NE İŞİM VAR BENİM BURADA?
Ömrünüzde bir defa da olsa, eğer şartlar da uygunsa lütfen bir seçimde sandık başında görev alın.
Neden mi? Bunu o an adlandıramıyorsunuz.
“Benim bu saatte ne işim var burda?”
diye görevli arkadaşlarla önünüzdeki zarfları teker teker açıp, üst üste sıralayıp, her biri canavar kesilen müşahit arkadaşlara göstererek sayımı yaparsınız.

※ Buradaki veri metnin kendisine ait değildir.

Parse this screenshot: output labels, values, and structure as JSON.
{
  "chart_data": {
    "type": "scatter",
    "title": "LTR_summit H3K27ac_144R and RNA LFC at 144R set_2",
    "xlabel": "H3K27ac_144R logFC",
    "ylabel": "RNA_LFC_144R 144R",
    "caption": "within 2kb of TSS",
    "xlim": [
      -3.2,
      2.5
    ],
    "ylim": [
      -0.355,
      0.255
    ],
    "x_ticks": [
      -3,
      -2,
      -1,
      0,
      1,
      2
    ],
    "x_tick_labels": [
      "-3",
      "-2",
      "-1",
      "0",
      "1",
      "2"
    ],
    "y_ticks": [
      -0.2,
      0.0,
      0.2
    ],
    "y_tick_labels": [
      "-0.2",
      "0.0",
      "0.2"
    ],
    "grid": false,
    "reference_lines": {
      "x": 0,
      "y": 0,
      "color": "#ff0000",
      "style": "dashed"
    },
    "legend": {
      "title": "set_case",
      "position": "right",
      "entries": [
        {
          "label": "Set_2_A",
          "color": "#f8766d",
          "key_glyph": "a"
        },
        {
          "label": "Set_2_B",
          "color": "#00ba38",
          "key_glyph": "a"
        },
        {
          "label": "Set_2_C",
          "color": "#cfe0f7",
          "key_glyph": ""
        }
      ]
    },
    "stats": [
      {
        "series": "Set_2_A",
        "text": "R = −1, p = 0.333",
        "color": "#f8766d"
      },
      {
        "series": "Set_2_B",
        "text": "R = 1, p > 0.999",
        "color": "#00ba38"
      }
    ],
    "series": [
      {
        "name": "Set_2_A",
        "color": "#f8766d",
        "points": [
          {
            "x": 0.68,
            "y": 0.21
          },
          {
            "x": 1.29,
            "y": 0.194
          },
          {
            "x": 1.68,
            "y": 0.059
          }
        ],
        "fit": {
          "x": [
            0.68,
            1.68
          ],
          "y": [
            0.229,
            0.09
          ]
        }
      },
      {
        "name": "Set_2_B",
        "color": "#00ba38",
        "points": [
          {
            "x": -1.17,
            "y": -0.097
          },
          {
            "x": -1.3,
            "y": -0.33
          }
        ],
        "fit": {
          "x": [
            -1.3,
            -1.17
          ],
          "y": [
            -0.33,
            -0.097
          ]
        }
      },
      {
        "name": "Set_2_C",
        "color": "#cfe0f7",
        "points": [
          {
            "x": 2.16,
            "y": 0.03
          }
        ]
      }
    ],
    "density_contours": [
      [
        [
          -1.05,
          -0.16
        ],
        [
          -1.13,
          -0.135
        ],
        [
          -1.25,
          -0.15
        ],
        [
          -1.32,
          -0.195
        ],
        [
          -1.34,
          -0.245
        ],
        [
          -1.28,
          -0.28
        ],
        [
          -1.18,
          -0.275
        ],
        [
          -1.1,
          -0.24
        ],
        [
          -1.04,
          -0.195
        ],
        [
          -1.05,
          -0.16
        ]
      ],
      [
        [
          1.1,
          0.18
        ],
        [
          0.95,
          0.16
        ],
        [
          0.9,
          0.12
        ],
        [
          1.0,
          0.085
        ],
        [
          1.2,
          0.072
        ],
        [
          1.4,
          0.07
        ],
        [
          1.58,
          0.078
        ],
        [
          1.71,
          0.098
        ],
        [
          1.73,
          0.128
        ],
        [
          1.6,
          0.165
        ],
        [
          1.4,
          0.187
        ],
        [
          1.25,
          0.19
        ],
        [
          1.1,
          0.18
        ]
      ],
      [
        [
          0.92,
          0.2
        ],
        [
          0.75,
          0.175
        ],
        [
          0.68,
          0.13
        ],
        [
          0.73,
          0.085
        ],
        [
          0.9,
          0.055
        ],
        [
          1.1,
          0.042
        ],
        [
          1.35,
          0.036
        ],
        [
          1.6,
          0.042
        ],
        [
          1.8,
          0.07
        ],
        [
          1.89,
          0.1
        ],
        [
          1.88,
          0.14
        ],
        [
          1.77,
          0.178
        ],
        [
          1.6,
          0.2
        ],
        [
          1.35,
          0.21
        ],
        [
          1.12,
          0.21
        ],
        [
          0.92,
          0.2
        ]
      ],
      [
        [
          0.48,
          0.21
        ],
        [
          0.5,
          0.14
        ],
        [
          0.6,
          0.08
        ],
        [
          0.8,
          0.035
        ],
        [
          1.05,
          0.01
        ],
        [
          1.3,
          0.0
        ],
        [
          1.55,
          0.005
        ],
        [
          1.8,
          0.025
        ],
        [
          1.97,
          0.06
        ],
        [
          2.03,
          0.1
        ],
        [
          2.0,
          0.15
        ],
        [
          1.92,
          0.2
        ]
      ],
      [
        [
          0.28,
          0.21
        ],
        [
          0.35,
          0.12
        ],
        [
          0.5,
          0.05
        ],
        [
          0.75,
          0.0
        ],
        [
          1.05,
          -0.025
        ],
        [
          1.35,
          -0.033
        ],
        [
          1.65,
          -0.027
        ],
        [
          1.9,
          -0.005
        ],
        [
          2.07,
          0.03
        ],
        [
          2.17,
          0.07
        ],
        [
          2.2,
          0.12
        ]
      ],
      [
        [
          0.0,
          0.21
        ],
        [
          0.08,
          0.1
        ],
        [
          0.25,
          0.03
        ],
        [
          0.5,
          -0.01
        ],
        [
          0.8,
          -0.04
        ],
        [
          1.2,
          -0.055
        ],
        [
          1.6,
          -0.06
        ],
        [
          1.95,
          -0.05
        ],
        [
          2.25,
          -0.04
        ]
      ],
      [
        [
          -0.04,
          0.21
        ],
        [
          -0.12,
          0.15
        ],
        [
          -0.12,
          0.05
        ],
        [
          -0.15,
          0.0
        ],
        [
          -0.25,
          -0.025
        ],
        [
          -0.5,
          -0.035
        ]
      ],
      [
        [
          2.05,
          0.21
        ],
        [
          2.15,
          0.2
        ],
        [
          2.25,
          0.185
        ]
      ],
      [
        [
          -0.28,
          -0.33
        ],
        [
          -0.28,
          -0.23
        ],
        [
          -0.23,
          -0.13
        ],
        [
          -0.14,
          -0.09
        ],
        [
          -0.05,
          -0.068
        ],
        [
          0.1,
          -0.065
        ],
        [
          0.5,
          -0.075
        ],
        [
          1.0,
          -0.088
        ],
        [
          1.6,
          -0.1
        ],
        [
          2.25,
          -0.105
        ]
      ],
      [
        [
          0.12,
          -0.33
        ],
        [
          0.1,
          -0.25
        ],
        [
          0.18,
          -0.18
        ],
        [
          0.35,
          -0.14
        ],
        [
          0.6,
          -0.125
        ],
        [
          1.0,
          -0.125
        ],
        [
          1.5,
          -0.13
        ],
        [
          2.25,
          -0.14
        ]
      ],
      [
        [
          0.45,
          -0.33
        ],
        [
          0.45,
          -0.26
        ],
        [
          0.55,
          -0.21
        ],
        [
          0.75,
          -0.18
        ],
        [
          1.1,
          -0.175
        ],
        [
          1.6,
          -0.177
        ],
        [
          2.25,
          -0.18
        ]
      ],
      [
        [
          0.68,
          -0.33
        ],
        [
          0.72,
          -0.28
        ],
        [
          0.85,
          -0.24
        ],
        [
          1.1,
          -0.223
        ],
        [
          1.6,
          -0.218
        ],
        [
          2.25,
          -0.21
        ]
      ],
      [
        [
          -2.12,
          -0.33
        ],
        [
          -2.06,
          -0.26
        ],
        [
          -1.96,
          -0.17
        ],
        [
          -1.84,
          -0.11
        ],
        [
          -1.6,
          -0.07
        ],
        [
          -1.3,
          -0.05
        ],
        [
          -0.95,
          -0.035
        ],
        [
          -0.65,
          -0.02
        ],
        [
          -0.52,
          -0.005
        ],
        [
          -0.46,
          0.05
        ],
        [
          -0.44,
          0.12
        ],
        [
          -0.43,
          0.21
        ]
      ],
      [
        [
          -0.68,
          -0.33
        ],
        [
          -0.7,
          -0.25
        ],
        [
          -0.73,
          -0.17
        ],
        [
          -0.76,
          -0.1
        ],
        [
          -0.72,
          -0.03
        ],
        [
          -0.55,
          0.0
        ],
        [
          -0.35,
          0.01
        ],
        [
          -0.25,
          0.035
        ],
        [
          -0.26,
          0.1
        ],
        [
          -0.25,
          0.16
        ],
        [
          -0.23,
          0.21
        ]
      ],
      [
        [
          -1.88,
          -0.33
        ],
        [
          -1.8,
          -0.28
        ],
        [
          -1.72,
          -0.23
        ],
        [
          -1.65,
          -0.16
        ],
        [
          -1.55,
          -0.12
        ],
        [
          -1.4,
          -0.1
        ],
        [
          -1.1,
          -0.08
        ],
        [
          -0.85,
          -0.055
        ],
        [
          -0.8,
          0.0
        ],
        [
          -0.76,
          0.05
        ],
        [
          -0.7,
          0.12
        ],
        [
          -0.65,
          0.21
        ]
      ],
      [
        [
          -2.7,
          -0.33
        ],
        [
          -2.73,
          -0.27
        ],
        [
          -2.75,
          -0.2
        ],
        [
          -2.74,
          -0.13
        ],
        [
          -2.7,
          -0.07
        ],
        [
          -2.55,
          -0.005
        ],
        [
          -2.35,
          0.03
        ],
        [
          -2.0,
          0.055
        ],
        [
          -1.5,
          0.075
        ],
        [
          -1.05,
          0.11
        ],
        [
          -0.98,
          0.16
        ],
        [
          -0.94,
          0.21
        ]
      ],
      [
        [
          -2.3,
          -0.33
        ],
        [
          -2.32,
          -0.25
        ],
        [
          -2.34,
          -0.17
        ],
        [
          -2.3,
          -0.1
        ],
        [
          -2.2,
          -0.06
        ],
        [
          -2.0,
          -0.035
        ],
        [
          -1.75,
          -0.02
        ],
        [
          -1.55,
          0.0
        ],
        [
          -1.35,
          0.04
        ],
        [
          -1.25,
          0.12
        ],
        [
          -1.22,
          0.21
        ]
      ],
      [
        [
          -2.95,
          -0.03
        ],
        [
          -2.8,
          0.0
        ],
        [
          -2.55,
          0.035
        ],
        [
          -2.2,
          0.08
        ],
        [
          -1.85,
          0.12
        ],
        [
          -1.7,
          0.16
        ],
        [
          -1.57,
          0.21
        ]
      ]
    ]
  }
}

Sabah 7:00’da başlayıp akşam 17:00’da oy kullanımı biter. Tabi siz de…
İşte o vakit sandıklar başkanın önderliğinde açılır.
Asıl olay oradadır.
Bilirsiniz ki o bir sandık ve içindeki geçerli her oy birçok şeyi değiştirecektir.
Umutlar vardır orada. Bir şehrin, ülkenin gelecekteki yıllarına yön verecektir.
Çocuklarımıza yaşanabilir bir şehir ,bir ülke için sizinde çok dikkatli olmanız gerekmektedir.
Bu konuda emeği geçen sandık görevlisi arkadaşlarıma, oyların güvenliği için görevli polis kardeşlerimize, akşama kadar bizi çaysız bırakmayan okul çaycısı emekçilerimize çok teşekkür ederim kendi adıma. Ha bir de görevlileri aç bırakmayan Selahattin başkana tabi…
Kendi yöneticinizi seçebilmek ne büyük bir şans ve özellik.
Kazananın hayırlı olmasını dileyerek onun adına sevinip gözlerinizin buğulanması ve kaybeden için üzülüp hadi hayırlısı deyip kin ve nefret kusmadan (kendi siyasi düşüncenizdeki insan değilse tabi) yol almak ne hoş. Yani birçoğumuzun hissettiği gibi DEMOKRASİ ne güzel…
Sonuçlara bakınca diyorum ki, ülkemizin bu silkelenmeye ihtiyacı vardı.
İçimiz paslanmıştı. Bir Kaide-i ahire (namazda son oturuş) ile sadece önümüze bakarak değil, birazda sağa sola selam vermek gerekiyordu. Bir sonraki rekatlarda daha dinç durmak için.